Willie Imrie

Personal information
- Full name: William Noble Imrie
- Date of birth: 4 March 1908
- Place of birth: Methil, Scotland
- Date of death: 26 December 1944 (aged 36)
- Place of death: Windygates, Fife, Scotland
- Height: 5 ft 10 in (1.78 m)
- Position: Right half

Youth career
- Dunnikier Juniors

Senior career*
- Years: Team / Apps / (Gls)
- 1927–1929: St Johnstone / 72 / (7)
- 1929–1933: Blackburn Rovers / 165 / (23)
- 1933–1938: Newcastle United / 125 / (24)
- 1938–1939: Swansea Town / 27 / (1)
- 1939–1940: Swindon Town / 2 / (0)
- Total:  / 391 / (55)

International career
- 1929: Scotland / 2 / (1)

= Willie Imrie =

Scottish footballer

William Noble Imrie (4 March 1908 – 26 December 1944) was a Scottish footballer who played as a right half.

==Career==
Born in Methil, Imrie played club football for St Johnstone, Blackburn Rovers, Newcastle United, Swansea Town and Swindon Town. He made two appearances for Scotland in 1929 whilst a St Johnstone player, and scored one goal against Germany.

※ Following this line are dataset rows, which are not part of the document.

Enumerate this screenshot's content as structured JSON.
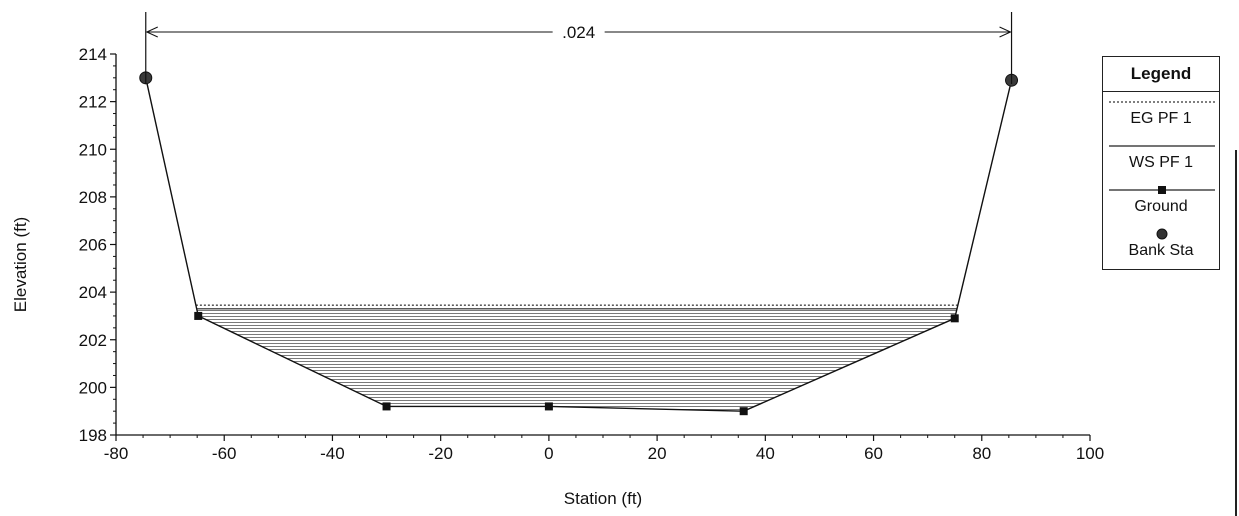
{
  "chart_data": {
    "type": "line",
    "title": "",
    "xlabel": "Station (ft)",
    "ylabel": "Elevation (ft)",
    "xlim": [
      -80,
      100
    ],
    "ylim": [
      198,
      214
    ],
    "x_ticks": [
      "-80",
      "-60",
      "-40",
      "-20",
      "0",
      "20",
      "40",
      "60",
      "80",
      "100"
    ],
    "y_ticks": [
      "198",
      "200",
      "202",
      "204",
      "206",
      "208",
      "210",
      "212",
      "214"
    ],
    "roughness_label": ".024",
    "roughness_span": [
      -74.5,
      85.5
    ],
    "series": [
      {
        "name": "EG PF 1",
        "y": 203.45
      },
      {
        "name": "WS PF 1",
        "y": 203.3
      },
      {
        "name": "Ground",
        "x": [
          -74.5,
          -64.8,
          -30,
          0,
          36,
          75,
          85.5
        ],
        "values": [
          213.0,
          203.0,
          199.2,
          199.2,
          199.0,
          202.9,
          212.9
        ]
      },
      {
        "name": "Bank Sta",
        "x": [
          -74.5,
          85.5
        ],
        "values": [
          213.0,
          212.9
        ]
      }
    ],
    "legend_title": "Legend",
    "legend_position": "right",
    "grid": false
  }
}
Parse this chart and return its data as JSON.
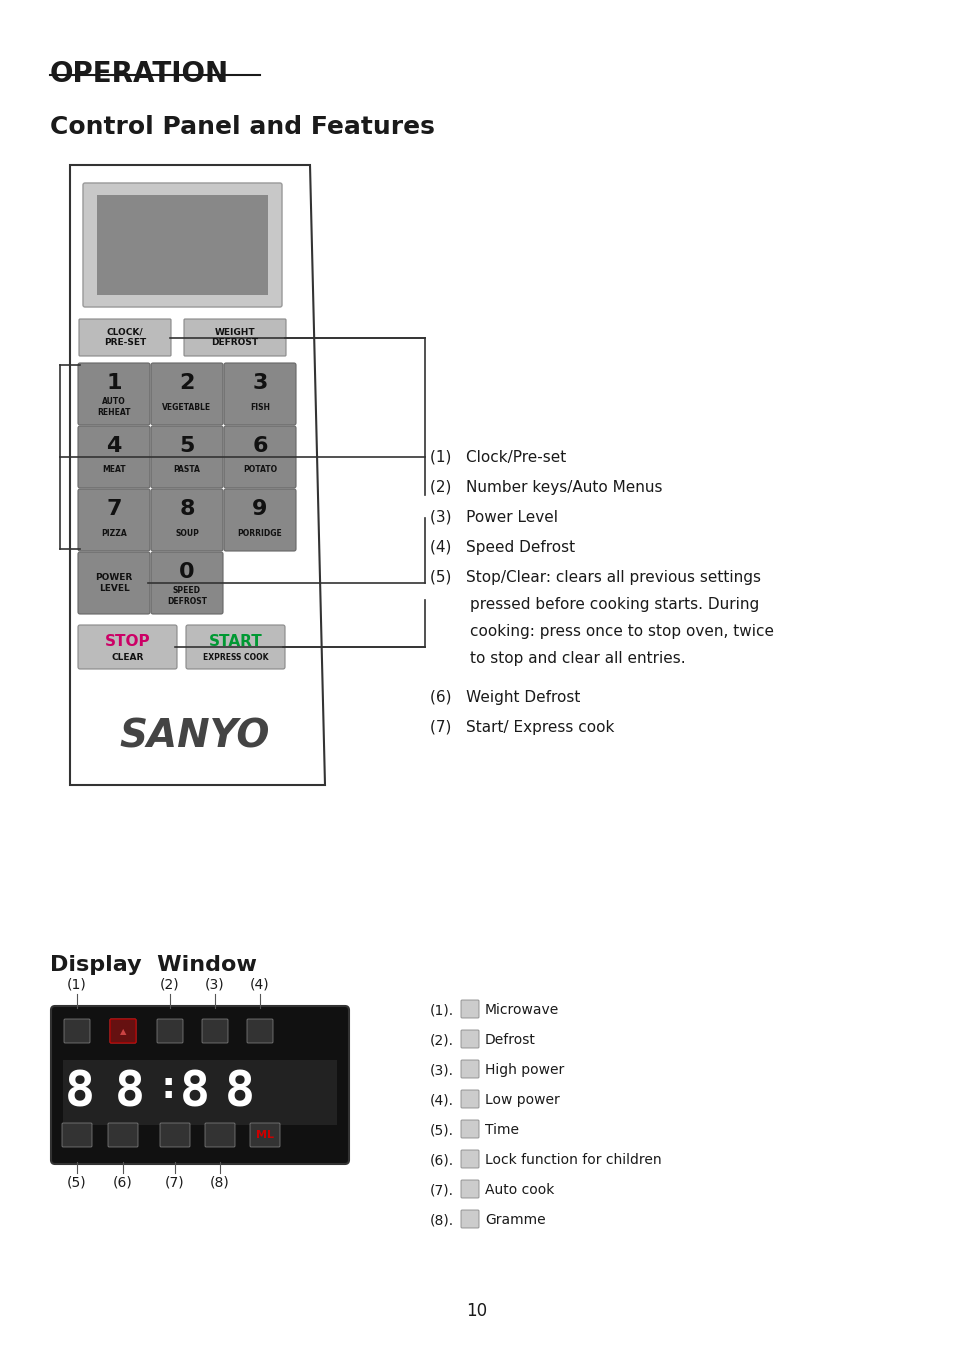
{
  "title_operation": "OPERATION",
  "title_control": "Control Panel and Features",
  "title_display": "Display  Window",
  "page_number": "10",
  "bg_color": "#ffffff",
  "control_panel_notes": [
    "(1)   Clock/Pre-set",
    "(2)   Number keys/Auto Menus",
    "(3)   Power Level",
    "(4)   Speed Defrost",
    "(5)   Stop/Clear: clears all previous settings\n        pressed before cooking starts. During\n\n        cooking: press once to stop oven, twice\n\n        to stop and clear all entries.",
    "(6)   Weight Defrost",
    "(7)   Start/ Express cook"
  ],
  "display_notes": [
    "(1).   Microwave",
    "(2).   Defrost",
    "(3).   High power",
    "(4).   Low power",
    "(5).   Time",
    "(6).   Lock function for children",
    "(7).   Auto cook",
    "(8).   Gramme"
  ],
  "num_keys": [
    [
      "1\nAUTO\nREHEAT",
      "2\nVEGETABLE",
      "3\nFISH"
    ],
    [
      "4\nMEAT",
      "5\nPASTA",
      "6\nPOTATO"
    ],
    [
      "7\nPIZZA",
      "8\nSOUP",
      "9\nPORRIDGE"
    ]
  ],
  "btn_color_dark": "#888888",
  "btn_color_light": "#cccccc",
  "panel_border": "#000000",
  "display_bg": "#111111",
  "display_digit_color": "#ffffff",
  "stop_color": "#cc0066",
  "start_color": "#009933",
  "ml_color": "#cc0000",
  "sanyo_color": "#333333"
}
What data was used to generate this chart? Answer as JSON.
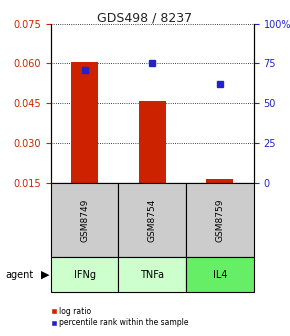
{
  "title": "GDS498 / 8237",
  "samples": [
    "GSM8749",
    "GSM8754",
    "GSM8759"
  ],
  "agents": [
    "IFNg",
    "TNFa",
    "IL4"
  ],
  "log_ratios": [
    0.0605,
    0.046,
    0.0165
  ],
  "percentile_ranks": [
    71,
    75,
    62
  ],
  "left_ylim": [
    0.015,
    0.075
  ],
  "left_yticks": [
    0.015,
    0.03,
    0.045,
    0.06,
    0.075
  ],
  "right_ylim": [
    0,
    100
  ],
  "right_yticks": [
    0,
    25,
    50,
    75,
    100
  ],
  "right_yticklabels": [
    "0",
    "25",
    "50",
    "75",
    "100%"
  ],
  "bar_color": "#cc2200",
  "dot_color": "#2222cc",
  "left_tick_color": "#cc2200",
  "right_tick_color": "#2222cc",
  "title_color": "#222222",
  "sample_box_color": "#cccccc",
  "agent_box_colors": [
    "#ccffcc",
    "#ccffcc",
    "#66ee66"
  ],
  "bar_width": 0.4,
  "baseline": 0.015
}
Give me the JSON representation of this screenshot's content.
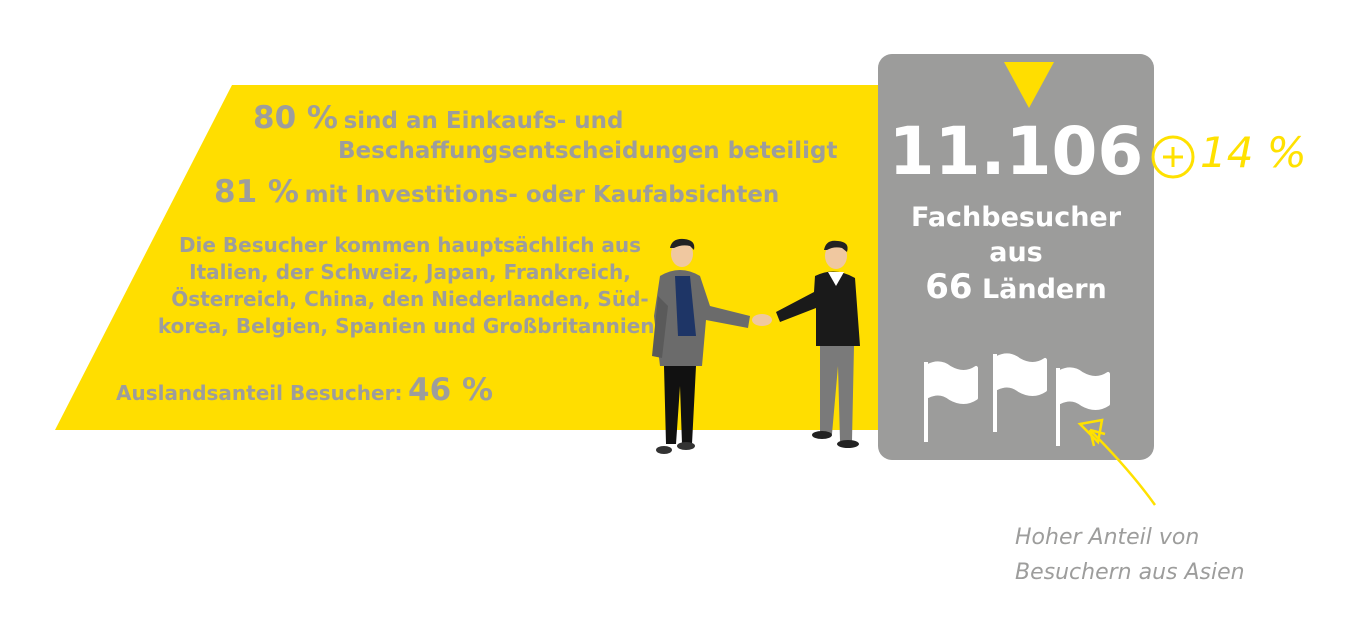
{
  "stats": {
    "stat1_value": "80 %",
    "stat1_text_line1": "sind an Einkaufs- und",
    "stat1_text_line2": "Beschaffungsentscheidungen beteiligt",
    "stat2_value": "81 %",
    "stat2_text": "mit Investitions- oder Kaufabsichten",
    "visitors_lines": [
      "Die Besucher kommen hauptsächlich aus",
      "Italien, der Schweiz, Japan, Frankreich,",
      "Österreich, China, den Niederlanden, Süd-",
      "korea, Belgien, Spanien und Großbritannien."
    ],
    "foreign_label": "Auslandsanteil Besucher:",
    "foreign_value": "46 %"
  },
  "totals": {
    "count": "11.106",
    "line1": "Fachbesucher",
    "line2": "aus",
    "countries_num": "66",
    "countries_word": "Ländern",
    "growth": "14 %"
  },
  "note": {
    "line1": "Hoher Anteil von",
    "line2": "Besuchern aus Asien"
  },
  "colors": {
    "yellow": "#ffde00",
    "grey_box": "#9c9c9b",
    "grey_text": "#9d9d9c",
    "white": "#ffffff"
  },
  "icons": [
    "flag-icon",
    "handshake-illustration",
    "plus-circle-icon",
    "arrow-icon",
    "triangle-icon"
  ]
}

He later became a butcher, before joining the Royal Air Force, in which he rose to corporal, during World War II. He developed stomach cancer whilst on active duty and died in hospital in Fife in 1944. One of only five Swindon players who died serving during the war, he is included on the club's commemorative plaque unveiled in 2014.